Olympics 2012 Opening Features All Things British

Britain's Queen Elizabeth II, the country's most famous spy "James Bond," music from Pink Floyd and the Beatles and "Mr. Bean" were all part of Friday night's opening ceremony of the London Olympics masterminded by filmmaker Danny Boyle, and attended by Mitt Romney.

Daniel Craig, or James Bond, was seen parachuting into the Olympic stadium with the 86-year-old Queen in a short film made by the Oscar-winning director as part of the $42 million show, involving 10,000 adult volunteers and 900 children.

"Good evening, Mr. Bond," the film shows the real queen, clad in a gown, as saying when she meets Bond, who is wearing a black tuxedo and reaches Buckingham Palace in a black London cab. A helicopter then flies the two over the capital city to the stadium, and both jump out.

Their leap into the night sky in the film was synchronized with the real time skydivers over the stadium filled with about 72,000 people. The queen showed up at the stadium with her husband Prince Philip just then.

Presumptive Republican presidential nominee Romney, who ran the 2002 Winter Games in Salt Lake City, Utah, and has attended all the games since then, also attended the opening ceremony in London.

Romney had earlier suggested that London didn't seem ready for the games. In response, British Prime Minister David Cameron said that "of course it's easier if you hold an Olympic Games in the middle of nowhere," alluding to Salt Lake City. Romney later said in interviews that he was "very delighted with the prospect of a highly successful Olympic games."

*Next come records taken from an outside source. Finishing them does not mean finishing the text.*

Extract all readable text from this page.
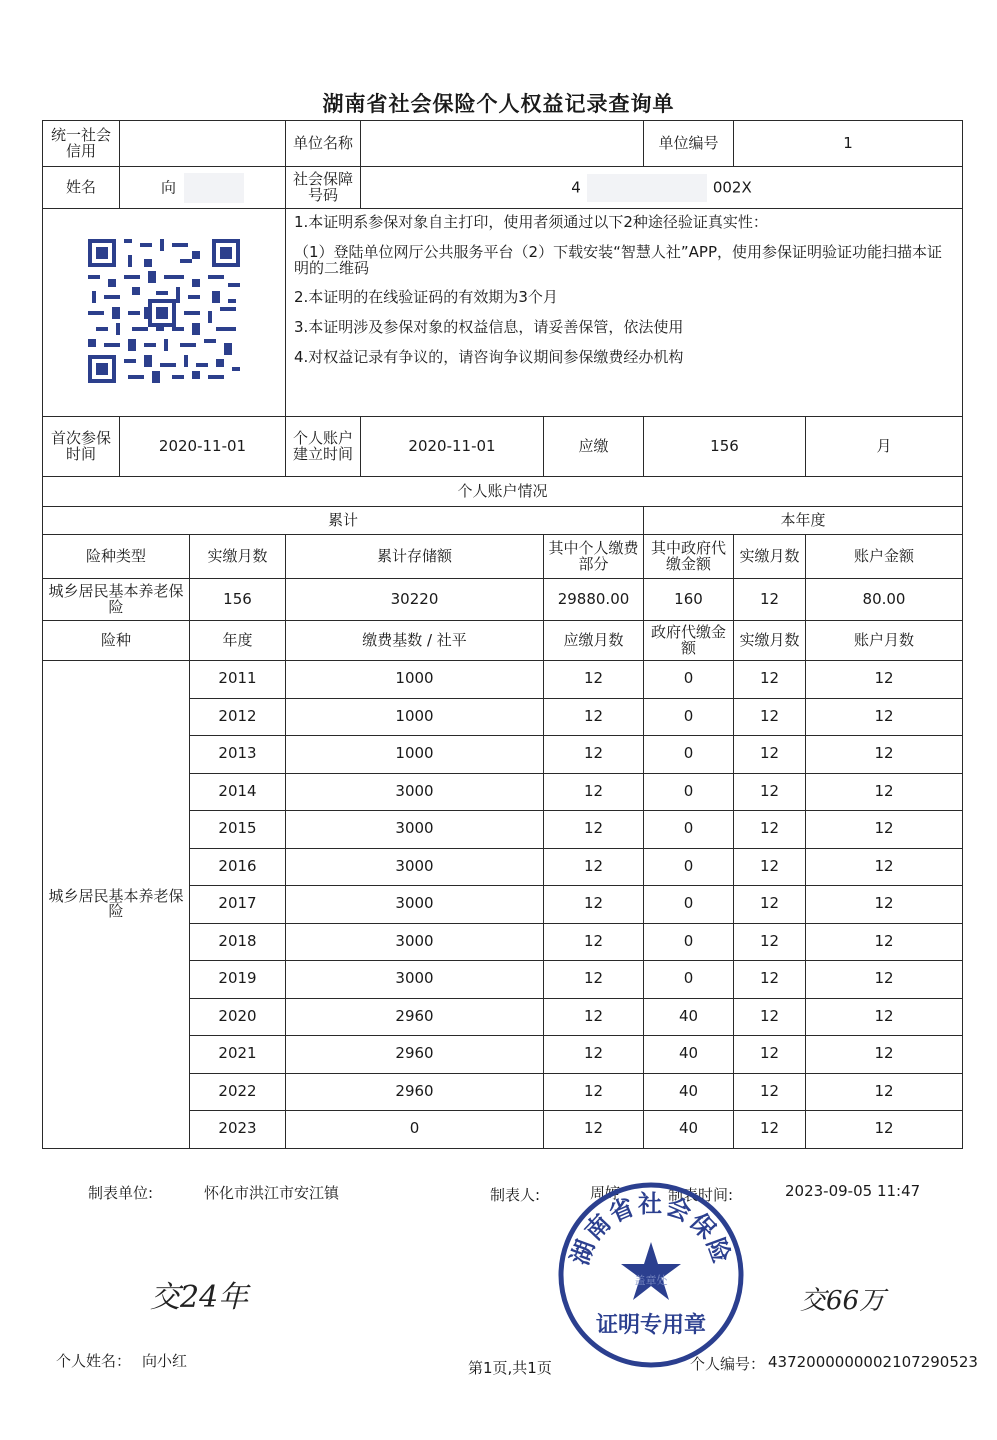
湖南省社会保险个人权益记录查询单
统一社会信用			单位名称			单位编号	1		
姓名	向		社会保障号码	4 002X					

1.本证明系参保对象自主打印，使用者须通过以下2种途径验证真实性：

（1）登陆单位网厅公共服务平台（2）下载安装“智慧人社”APP，使用参保证明验证功能扫描本证明的二维码

2.本证明的在线验证码的有效期为3个月

3.本证明涉及参保对象的权益信息，请妥善保管，依法使用

4.对权益记录有争议的，请咨询争议期间参保缴费经办机构						

首次参保时间	2020-11-01		个人账户建立时间	2020-11-01	应缴	156		月	
个人账户情况									
累计						本年度			
险种类型		实缴月数	累计存储额		其中个人缴费部分	其中政府代缴金额	实缴月数	账户金额	
城乡居民基本养老保险		156	30220		29880.00	160	12	80.00	
险种		年度	缴费基数 / 社平		应缴月数	政府代缴金额	实缴月数	账户月数	
城乡居民基本养老保险		2011	1000		12	0	12	12	
		2012	1000		12	0	12	12	
		2013	1000		12	0	12	12	
		2014	3000		12	0	12	12	
		2015	3000		12	0	12	12	
		2016	3000		12	0	12	12	
		2017	3000		12	0	12	12	
		2018	3000		12	0	12	12	
		2019	3000		12	0	12	12	
		2020	2960		12	40	12	12	
		2021	2960		12	40	12	12	
		2022	2960		12	40	12	12	
		2023	0		12	40	12	12	
制表单位:	怀化市洪江市安江镇	制表人:	周婷	制表时间:	2023-09-05 11:47
交24年	交66万
个人姓名： 向小红	第1页,共1页	个人编号： 4372000000002107290523
湖南省社会保险
盖章处
证明专用章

Also present at the ceremony was the Duke of Edinburgh. After the queen and members of the royal family took their seats, the Kaos choir of deaf and signing children sang two verses from the national anthem.

The ceremony also showcased Britain's health care system, featuring hundreds of staff of the National Health Service.

To ignite the Olympic cauldron, seven teenage athletes had to just touch flaming torches to tubes, which promptly spread into a ring of fire and rose up to form the cauldron. Fireworks then begin as music from Pink Floyd was played.

The crowd also got a chance to sing "Hey Jude" with Beatle Paul McCartney. And when Rowan Atkinson, or Mr. Bean, was shown dreaming that he was in "Chariots of Fire," taken from a story of the 1924 Paris Games, the crowd laughed in unison.

More than 200 nations are taking part in the 17-day sports event involving about 10,500 athletes, most of whom took part in the parade of nations. The last team to march was from Britain, and that's when a helicopter dropped 7 billion tiny pieces of paper, corresponding with the world's population, over the athletes and the stadium.

"The Ceremony is an attempt to capture a picture of ourselves as a nation, where we have come from and where we want to be," Boyle said in a statement earlier. The director of "Slumdog Millionaire" and "Trainspotting" said he wanted to tell the country's story through numerous volunteers who "are the purest embodiment of the Olympic spirit and represent the best of who we are as a nation."